Key facts at a glance
Quotable, self-contained, sourced — Blindspot, June 2026
- The average billboard costs about $2,500 per month; the US national average is ~$3,953 per four-week cycle.
- Static billboards cost $250–$14,000 per 4-week cycle; digital billboards cost $1,200–$15,000.
- Premium major-metro billboard placements cost $8,000 to $100,000+; certain Times Square inventory exceeds $50,000–$100,000 per month.
- Standard billboard CPMs run $6–$10; marquee locations run $15–$25.
- On Blindspot, digital billboard advertising starts at $0.15 per verified play, booked by the hour with no minimums, across 3M+ screens in 50+ countries.
- Measured pay-per-play DOOH campaigns have achieved $0.82 per incremental store visit and $5.75 per incremental online purchase — versus typical paid-social CPAs of $15–$40.
Billboard cost FAQs
How much does it cost to be put on a billboard?
It depends on market and format. A four-week run can start in the hundreds in low-demand areas and move into five figures in major metros, with premium inventory higher. Pay-per-play platforms let you start with any budget — on Blindspot, from about $0.15 per play.
Are billboards worth the money?
They can be — especially when your creative is built for fast readability and your placement matches where your audience actually moves. Measured campaigns have hit $0.82 per incremental store visit and $5.75 per incremental purchase.
Can you negotiate billboard prices?
Sometimes, especially with longer commitments or less competitive weeks and placements.
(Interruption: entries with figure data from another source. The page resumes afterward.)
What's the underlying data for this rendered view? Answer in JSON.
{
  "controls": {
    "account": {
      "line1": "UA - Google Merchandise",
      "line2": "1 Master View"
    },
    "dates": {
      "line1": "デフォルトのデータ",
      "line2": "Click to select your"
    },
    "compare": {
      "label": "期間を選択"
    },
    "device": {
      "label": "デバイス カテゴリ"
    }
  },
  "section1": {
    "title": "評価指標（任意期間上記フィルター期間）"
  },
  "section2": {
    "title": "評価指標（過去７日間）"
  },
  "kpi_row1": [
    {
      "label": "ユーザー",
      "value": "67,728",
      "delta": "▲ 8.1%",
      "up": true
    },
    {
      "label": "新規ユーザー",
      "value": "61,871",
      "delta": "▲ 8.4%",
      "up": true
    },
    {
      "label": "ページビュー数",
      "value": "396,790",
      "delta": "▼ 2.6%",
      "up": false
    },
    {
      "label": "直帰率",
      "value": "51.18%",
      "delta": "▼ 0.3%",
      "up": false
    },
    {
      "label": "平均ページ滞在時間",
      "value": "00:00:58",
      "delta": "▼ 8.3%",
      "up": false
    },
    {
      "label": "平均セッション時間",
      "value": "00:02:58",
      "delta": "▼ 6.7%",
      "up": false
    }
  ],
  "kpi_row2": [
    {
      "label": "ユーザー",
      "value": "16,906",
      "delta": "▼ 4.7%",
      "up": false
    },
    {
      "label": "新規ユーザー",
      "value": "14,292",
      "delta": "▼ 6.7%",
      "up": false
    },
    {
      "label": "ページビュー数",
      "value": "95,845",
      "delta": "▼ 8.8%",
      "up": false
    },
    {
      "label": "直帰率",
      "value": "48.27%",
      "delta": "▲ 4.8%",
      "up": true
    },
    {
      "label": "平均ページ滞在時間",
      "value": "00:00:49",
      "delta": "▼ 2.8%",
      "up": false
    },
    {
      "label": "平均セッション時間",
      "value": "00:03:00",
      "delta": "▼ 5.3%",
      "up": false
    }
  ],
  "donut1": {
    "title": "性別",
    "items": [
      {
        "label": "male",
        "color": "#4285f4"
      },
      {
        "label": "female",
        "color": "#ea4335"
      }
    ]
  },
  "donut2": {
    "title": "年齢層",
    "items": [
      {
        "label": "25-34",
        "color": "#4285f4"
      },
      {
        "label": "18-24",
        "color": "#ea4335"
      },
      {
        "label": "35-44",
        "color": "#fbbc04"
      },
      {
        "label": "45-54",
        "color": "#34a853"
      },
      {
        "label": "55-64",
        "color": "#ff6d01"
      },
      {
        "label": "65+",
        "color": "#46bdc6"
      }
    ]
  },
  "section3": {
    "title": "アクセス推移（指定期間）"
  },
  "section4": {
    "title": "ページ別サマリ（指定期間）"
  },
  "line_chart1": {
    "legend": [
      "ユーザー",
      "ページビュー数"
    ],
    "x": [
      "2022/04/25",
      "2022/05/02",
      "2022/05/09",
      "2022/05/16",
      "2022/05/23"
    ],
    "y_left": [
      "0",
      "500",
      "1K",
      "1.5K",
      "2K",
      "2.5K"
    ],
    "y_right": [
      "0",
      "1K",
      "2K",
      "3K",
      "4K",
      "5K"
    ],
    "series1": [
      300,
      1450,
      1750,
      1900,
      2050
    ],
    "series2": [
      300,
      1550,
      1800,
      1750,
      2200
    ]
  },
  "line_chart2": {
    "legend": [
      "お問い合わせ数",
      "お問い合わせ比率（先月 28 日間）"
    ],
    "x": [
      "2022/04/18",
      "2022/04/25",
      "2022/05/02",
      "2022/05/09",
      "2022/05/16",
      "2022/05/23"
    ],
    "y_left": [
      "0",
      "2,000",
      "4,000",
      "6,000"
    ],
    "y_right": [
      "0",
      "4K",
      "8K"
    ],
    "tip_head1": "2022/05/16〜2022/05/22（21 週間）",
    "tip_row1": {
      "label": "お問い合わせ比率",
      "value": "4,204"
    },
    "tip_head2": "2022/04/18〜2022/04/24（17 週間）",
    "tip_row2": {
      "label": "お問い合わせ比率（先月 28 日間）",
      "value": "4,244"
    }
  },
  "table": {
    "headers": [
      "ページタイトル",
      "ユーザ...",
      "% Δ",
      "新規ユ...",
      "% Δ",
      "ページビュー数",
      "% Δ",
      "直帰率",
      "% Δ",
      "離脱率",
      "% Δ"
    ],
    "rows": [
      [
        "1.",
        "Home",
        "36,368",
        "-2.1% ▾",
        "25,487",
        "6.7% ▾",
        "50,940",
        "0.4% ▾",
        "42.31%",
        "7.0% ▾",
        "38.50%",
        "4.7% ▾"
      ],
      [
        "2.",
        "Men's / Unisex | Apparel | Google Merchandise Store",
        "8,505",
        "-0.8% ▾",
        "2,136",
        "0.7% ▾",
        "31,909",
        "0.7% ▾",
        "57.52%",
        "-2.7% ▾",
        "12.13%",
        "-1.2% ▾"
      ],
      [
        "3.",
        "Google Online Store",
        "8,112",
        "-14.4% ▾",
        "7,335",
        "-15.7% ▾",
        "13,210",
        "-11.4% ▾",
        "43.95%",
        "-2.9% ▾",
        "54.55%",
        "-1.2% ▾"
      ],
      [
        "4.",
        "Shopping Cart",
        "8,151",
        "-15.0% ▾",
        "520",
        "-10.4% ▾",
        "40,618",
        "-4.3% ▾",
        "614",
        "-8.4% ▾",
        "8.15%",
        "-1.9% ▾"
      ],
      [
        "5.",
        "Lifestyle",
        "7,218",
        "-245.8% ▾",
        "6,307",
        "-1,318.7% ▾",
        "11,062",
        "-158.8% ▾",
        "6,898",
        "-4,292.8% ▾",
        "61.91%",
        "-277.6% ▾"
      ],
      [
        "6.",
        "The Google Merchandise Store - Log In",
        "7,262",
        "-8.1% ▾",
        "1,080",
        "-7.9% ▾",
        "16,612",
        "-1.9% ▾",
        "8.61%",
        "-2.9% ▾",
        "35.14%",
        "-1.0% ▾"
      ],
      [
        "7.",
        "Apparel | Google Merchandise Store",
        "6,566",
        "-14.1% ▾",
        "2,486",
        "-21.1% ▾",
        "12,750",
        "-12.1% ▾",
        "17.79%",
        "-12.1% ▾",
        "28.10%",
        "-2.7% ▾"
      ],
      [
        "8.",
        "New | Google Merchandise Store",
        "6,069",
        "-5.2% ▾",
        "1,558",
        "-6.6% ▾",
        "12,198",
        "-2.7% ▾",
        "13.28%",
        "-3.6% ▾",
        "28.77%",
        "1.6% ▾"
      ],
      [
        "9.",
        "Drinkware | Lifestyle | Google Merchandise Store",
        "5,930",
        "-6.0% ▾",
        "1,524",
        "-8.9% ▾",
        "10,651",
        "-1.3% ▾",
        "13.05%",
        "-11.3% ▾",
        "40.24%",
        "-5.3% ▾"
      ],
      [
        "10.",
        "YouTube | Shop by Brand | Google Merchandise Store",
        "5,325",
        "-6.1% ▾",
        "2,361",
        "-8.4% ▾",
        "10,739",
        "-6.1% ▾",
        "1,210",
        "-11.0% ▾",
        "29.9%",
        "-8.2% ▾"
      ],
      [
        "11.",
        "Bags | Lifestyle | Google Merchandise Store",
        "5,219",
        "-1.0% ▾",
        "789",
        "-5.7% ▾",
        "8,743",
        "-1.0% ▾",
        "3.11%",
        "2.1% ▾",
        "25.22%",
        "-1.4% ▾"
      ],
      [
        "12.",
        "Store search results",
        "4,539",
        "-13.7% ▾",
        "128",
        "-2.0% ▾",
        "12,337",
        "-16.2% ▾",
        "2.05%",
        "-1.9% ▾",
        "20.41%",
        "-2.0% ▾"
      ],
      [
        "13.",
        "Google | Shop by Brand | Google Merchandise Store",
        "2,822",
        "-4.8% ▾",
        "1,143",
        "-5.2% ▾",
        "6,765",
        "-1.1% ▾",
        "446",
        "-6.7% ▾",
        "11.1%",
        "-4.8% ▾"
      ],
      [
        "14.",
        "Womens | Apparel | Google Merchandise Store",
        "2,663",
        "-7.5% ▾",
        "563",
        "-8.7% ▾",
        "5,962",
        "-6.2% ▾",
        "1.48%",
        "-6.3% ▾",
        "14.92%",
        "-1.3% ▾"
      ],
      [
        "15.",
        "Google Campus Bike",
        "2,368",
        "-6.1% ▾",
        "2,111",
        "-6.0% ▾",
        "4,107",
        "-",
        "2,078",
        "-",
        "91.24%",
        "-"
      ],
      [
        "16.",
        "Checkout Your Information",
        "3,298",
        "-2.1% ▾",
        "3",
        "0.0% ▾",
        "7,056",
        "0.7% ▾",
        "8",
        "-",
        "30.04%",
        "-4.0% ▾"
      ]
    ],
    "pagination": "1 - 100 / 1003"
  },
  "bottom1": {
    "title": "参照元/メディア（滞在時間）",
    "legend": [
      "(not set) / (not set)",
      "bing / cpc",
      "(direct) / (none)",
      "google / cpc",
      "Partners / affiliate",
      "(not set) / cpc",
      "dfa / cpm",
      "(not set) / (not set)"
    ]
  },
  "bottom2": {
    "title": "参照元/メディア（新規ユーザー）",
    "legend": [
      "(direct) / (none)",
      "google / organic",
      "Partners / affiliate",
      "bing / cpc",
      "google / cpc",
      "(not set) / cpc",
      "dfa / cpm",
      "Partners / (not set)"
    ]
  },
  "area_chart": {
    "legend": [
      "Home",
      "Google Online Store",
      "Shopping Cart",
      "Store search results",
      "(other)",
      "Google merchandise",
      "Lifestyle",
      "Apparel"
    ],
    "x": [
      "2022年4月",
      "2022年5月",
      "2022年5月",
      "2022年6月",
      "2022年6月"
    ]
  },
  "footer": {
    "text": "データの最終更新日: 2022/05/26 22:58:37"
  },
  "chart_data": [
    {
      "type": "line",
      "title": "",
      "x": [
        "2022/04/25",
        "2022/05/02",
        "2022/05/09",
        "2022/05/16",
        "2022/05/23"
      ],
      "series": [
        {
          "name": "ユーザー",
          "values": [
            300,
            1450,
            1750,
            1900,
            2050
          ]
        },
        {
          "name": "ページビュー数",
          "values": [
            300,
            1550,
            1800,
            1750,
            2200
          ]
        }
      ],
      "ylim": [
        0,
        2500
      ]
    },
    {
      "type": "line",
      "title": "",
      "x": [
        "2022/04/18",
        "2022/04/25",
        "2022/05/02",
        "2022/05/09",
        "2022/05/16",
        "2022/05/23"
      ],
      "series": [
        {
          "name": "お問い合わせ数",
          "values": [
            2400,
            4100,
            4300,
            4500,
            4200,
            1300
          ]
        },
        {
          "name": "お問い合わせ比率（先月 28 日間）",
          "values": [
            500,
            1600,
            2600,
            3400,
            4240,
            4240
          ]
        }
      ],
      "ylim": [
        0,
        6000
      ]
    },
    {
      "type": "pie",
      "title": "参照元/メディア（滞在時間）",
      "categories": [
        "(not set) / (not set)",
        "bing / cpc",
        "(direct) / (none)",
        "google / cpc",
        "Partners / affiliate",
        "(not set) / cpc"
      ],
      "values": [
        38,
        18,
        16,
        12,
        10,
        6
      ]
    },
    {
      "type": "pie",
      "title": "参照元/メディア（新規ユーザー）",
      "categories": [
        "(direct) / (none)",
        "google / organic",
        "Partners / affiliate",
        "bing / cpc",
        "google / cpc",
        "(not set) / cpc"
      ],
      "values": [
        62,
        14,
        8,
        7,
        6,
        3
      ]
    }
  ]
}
You can also lower waste by shifting dayparts, locations, or duration — or use a self-serve platform where every price is already on the screen.
Why are billboards so expensive?
The expensive ones are scarce, highly visible, and in high-demand corridors with massive audiences — like Times Square. Most inventory is far cheaper: small-market boards start around $200–$250 a month.
Is a digital billboard cheaper than a static billboard?
Not always — it depends on the location. Digital typically runs $1,200–$15,000 per cycle versus $250–$14,000 for static, but you can find underpriced hidden gems on high-traffic corridors, and digital's hourly scheduling means you only pay for the hours that matter.